Nel corso delle telefonate, l'uomo avrebbe sostenuto che sul conto corrente della vittima erano in corso tentativi di accesso fraudolenti, attribuendoli a un presunto dipendente infedele della banca. Per mettere al sicuro il denaro, avrebbe quindi convinto il pensionato a effettuare un bonifico immediato verso una carta conto indicata dallo stesso truffatore, inserendo come causale "acconto lavori di ristrutturazione". Solo dopo aver eseguito il trasferimento di denaro, il pensionato ha capito di essere stato raggirato e si è rivolto ai carabinieri.
Le indagini, basate sull'analisi dei flussi telefonici e sugli accertamenti bancari, hanno permesso di risalire all'identità del presunto responsabile.
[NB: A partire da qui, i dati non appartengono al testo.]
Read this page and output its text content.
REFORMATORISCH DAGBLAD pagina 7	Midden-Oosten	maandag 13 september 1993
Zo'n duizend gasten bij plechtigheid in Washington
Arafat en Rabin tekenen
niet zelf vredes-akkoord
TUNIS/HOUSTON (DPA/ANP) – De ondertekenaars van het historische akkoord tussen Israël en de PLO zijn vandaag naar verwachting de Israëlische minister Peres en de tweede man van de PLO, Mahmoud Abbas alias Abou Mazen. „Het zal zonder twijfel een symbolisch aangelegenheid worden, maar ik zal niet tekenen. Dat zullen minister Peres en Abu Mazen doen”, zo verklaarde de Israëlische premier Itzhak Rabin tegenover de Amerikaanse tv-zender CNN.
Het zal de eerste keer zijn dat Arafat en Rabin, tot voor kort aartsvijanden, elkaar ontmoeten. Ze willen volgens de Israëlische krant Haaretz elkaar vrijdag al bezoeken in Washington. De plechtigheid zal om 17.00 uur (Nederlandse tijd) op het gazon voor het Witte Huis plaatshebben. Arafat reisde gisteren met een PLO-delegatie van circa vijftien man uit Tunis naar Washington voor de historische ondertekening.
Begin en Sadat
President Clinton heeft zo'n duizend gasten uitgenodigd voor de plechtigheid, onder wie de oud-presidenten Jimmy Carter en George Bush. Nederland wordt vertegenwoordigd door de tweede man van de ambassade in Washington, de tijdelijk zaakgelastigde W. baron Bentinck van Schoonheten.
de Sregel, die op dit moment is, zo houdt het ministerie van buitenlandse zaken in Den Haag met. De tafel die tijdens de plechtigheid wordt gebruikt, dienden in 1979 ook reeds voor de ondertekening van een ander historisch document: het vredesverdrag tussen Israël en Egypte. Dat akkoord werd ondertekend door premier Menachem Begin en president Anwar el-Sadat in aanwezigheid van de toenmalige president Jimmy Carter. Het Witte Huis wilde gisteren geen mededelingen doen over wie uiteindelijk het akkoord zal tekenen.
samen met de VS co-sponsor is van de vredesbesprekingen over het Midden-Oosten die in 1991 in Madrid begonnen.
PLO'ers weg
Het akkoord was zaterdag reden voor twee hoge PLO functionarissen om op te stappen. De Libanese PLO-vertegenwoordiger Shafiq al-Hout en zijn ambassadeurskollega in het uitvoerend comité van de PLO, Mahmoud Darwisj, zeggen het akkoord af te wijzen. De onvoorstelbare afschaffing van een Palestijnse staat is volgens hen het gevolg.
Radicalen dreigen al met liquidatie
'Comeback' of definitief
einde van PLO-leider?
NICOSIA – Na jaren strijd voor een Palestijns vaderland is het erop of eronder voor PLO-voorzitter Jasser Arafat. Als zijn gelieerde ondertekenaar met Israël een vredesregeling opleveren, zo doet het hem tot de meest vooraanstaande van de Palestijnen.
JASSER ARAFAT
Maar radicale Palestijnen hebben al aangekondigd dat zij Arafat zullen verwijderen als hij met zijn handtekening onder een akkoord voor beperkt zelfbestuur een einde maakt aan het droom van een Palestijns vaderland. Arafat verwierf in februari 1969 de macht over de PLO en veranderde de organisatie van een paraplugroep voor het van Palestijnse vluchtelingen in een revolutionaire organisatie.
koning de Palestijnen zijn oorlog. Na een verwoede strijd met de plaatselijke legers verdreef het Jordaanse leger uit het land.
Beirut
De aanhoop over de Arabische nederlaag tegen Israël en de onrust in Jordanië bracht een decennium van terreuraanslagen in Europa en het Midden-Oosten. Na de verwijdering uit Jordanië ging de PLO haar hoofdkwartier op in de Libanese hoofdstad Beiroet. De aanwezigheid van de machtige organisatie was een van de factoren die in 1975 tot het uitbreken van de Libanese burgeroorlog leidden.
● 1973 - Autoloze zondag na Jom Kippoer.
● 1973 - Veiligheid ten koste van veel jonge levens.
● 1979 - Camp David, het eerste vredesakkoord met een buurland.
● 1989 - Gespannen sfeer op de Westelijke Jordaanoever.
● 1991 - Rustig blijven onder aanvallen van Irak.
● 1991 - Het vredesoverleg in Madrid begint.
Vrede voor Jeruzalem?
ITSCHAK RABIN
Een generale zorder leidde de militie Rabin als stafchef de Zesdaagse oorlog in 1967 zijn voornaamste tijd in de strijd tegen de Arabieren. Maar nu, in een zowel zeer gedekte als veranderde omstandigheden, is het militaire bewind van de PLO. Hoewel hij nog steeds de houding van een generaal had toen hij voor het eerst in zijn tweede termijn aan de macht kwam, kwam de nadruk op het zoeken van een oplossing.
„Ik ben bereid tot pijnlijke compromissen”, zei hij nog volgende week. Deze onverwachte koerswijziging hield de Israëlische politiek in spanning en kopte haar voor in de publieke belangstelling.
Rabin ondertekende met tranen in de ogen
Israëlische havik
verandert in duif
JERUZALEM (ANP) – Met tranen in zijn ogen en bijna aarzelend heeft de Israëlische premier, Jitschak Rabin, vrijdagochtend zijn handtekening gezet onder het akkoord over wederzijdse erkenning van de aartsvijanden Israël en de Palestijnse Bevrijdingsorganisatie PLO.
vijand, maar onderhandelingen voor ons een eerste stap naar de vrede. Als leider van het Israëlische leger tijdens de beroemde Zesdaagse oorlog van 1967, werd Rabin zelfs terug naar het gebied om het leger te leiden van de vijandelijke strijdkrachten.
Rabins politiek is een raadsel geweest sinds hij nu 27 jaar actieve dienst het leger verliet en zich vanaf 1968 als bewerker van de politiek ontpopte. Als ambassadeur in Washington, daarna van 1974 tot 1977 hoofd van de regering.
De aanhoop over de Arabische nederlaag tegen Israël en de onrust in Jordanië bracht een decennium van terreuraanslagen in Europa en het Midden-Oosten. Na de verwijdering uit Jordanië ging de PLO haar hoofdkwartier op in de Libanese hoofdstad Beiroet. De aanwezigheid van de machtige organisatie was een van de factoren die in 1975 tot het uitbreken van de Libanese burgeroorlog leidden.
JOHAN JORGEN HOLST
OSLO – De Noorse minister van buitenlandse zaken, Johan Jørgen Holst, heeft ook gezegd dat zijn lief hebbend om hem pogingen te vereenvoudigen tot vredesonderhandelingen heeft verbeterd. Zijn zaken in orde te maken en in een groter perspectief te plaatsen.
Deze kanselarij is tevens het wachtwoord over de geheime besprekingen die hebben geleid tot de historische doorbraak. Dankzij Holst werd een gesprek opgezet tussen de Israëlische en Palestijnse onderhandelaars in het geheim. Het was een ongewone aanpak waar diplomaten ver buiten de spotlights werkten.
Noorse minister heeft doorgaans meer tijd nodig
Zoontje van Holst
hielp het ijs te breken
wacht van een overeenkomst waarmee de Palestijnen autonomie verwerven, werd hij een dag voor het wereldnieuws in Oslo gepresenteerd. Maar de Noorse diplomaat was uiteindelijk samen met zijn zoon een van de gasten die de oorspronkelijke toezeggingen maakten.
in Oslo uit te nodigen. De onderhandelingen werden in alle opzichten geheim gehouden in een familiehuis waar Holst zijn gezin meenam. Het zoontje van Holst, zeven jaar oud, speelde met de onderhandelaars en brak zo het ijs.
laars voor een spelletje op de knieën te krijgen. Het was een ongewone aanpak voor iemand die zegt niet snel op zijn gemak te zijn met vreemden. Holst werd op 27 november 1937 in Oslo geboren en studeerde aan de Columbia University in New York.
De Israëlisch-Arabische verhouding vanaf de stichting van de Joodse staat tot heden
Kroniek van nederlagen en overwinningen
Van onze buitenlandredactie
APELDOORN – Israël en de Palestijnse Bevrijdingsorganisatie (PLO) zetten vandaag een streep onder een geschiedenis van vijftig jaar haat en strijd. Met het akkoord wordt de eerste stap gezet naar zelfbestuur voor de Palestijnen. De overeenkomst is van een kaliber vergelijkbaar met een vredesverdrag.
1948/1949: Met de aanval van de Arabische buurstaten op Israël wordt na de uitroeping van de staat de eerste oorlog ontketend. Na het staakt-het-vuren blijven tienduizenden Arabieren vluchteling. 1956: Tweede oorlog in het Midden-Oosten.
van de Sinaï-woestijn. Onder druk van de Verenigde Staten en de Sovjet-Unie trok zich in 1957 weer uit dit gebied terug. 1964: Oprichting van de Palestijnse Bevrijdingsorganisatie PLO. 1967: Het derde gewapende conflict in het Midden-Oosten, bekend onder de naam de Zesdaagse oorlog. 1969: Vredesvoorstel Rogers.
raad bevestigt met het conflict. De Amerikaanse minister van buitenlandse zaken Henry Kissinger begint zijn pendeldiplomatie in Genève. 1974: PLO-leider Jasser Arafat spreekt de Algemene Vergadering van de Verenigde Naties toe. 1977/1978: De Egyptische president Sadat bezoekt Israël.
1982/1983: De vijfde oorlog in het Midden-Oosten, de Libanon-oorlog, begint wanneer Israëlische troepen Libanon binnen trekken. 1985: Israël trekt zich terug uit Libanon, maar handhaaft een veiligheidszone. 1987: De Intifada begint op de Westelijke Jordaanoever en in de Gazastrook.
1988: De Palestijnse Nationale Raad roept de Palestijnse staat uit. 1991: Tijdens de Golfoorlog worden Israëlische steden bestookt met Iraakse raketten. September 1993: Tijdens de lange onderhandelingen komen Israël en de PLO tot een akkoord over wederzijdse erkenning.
Gli investigatori hanno inoltre accertato che il conto destinatario del bonifico era stato aperto online pochi giorni prima della truffa utilizzando documenti riconducibili all'indagato. La tempestività degli accertamenti ha consentito di bloccare circa 16 mila euro ancora presenti sul conto di destinazione. La somma è stata sottoposta a richiesta di sequestro preventivo, consentendo di recuperare gran parte del denaro sottratto alla vittima. Il 58enne è stato denunciato con l'accusa di truffa.